Jésus a-t-il soudainement changé de sujet? Non, pas forcément. L'évangile de Jean nous donne d'autres indications: "Les paroles que je vous ai dites sont esprit et vie" (Jean 6,63). «Je suis le chemin et la vérité et la vie» (Jean 14,6). Jésus a révélé une grande vérité spirituelle à cette étrange Samaritaine.

Mais la femme ne savait pas trop quoi en penser et a dit: «Je sais que le Messie, qui est appelé Christ, vient. Quand il viendra, il nous dira tout. Jésus lui dit: c'est moi qui te parle » (Vv 25-26).

Son auto-révélation «C'est moi» (le Messie) - était très inhabituel. Jésus se sentait clairement bien et pouvait parler ouvertement pour confirmer que ce qu'il lui avait dit était juste. La femme a quitté sa cruche d'eau et est rentrée chez elle pour parler de Jésus à tout le monde; et elle a persuadé les gens de vérifier par eux-mêmes, et beaucoup d'entre eux ont fini par croire. "Mais beaucoup de Samaritains de cette ville ont cru en lui pour la parole de la femme qui a témoigné: Il m'a dit tout ce que je faisais. Lorsque les Samaritains sont venus vers lui, ils lui ont demandé de rester avec eux; et il y est resté deux jours. Et beaucoup plus ont cru à cause de sa parole » (Vv 39-41).

Culte aujourd'hui

Dieu est esprit et notre relation avec lui est spirituelle. Notre culte est davantage axé sur Jésus et notre relation avec lui. Il est la source d'eau vive dont nous avons besoin pour notre vie éternelle. Cela nécessite notre consentement pour que nous en ayons besoin et lui demander d'étancher notre soif. En d'autres termes, dans la métaphore de l'Apocalypse, nous devons admettre que nous sommes pauvres, aveugles et nus, demandant à Jésus une richesse spirituelle, une vision et un vêtement.

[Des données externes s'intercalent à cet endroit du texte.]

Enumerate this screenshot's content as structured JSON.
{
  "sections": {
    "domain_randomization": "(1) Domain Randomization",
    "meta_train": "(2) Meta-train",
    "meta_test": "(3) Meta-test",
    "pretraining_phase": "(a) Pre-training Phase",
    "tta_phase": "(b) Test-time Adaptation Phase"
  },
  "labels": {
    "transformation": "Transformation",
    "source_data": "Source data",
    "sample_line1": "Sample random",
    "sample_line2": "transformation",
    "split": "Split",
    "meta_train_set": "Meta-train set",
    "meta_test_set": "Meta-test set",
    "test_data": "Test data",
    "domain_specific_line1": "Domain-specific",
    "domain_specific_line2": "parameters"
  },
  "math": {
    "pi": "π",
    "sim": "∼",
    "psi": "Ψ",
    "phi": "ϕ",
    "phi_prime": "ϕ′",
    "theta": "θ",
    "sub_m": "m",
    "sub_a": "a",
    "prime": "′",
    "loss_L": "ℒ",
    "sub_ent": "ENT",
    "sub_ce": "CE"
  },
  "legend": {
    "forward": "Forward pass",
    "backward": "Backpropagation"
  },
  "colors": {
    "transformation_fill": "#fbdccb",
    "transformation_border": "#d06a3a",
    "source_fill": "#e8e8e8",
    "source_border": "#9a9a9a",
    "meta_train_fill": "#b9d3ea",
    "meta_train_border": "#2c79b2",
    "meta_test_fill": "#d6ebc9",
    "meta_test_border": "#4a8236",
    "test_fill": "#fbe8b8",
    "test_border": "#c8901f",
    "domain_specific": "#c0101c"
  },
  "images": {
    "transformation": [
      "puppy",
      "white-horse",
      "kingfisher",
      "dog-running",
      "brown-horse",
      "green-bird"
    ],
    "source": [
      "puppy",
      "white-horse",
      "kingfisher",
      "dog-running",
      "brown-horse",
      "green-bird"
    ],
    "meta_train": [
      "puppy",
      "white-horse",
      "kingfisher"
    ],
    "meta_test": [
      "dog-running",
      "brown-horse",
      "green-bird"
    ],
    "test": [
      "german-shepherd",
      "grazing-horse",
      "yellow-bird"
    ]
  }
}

Vous priez en esprit et en vérité lorsque vous cherchez avec Jésus ce dont vous avez besoin. La vraie dévotion et le vrai culte envers Dieu ne se caractérisent pas par des apparences extérieures, mais par votre attitude envers Jésus-Christ. Cela signifie entendre les paroles de Jésus et aller par lui vers votre Père spirituel.